Reserve Bank of Malawi warns of economic risks
The Reserve Bank of Malawi (RBM) has warned of possible risks to the economy if the government fails to finance the widening deficit gap as planned.
RMB says in its latest Monetary Policy Statement that failure by the Treasury to bridge the K107 billion fiscal deficit will likely affect monetary policy which will in turn affect plans to reduce the inflation rate to 15 percent by June and 12 percent by end of the year.
“Failure to finance the deficit as planned, plus weak cash flow management presents serious risks for the monetary policy framework. This risk can be mitigated by enhanced coordination of monetary and fiscal operations,” says RBM in the report signed by Governor Charles Chuka.
Government plans a K9 billion budget for food importation in the coming fiscal year, envisaging some serious food shortages towards the end of the year.

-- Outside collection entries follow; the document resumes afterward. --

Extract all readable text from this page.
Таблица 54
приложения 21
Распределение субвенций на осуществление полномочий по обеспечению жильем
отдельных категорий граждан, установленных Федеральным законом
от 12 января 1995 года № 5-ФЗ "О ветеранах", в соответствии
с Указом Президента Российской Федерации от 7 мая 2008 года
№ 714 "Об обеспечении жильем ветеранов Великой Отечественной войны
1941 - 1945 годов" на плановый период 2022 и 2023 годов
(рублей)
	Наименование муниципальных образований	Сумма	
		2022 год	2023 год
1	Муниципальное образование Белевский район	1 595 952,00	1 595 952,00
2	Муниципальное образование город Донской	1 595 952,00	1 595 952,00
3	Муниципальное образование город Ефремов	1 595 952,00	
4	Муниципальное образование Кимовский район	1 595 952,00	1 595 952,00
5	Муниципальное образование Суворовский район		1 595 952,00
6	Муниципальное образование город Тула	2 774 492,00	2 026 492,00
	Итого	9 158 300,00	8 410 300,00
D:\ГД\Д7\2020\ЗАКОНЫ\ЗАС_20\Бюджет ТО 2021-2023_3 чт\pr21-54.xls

The current fiscal year has a budgeted deficit of K107.0 billion, of which K15 billion is expected to be financed through borrowing from the domestic market while K92.1 billion was expected to be sourced externally.
However, the RBM has observed that implementation to date has revealed a K37 billion shortfall in revenues and grants largely due to non-disbursement of dedicated grants.
“Consequently, an additional domestic borrowing of K10 billion will be required whilst the remaining part will be met through additional grants and additional tax revenue,” the central bank says.
Economics Association of Malawi (Ecama) has since warned government to reduce borrowing which has led to high interest rates.
The report shows that net credit to government from the banking system is at K141 billion.
Meanwhile, Finance Minister Goodall Gondwe admitted to the press that he expected inflation and interest rates to be lower than they are with further reduction by June but said this could not be attained as planned due to the expected food shortage.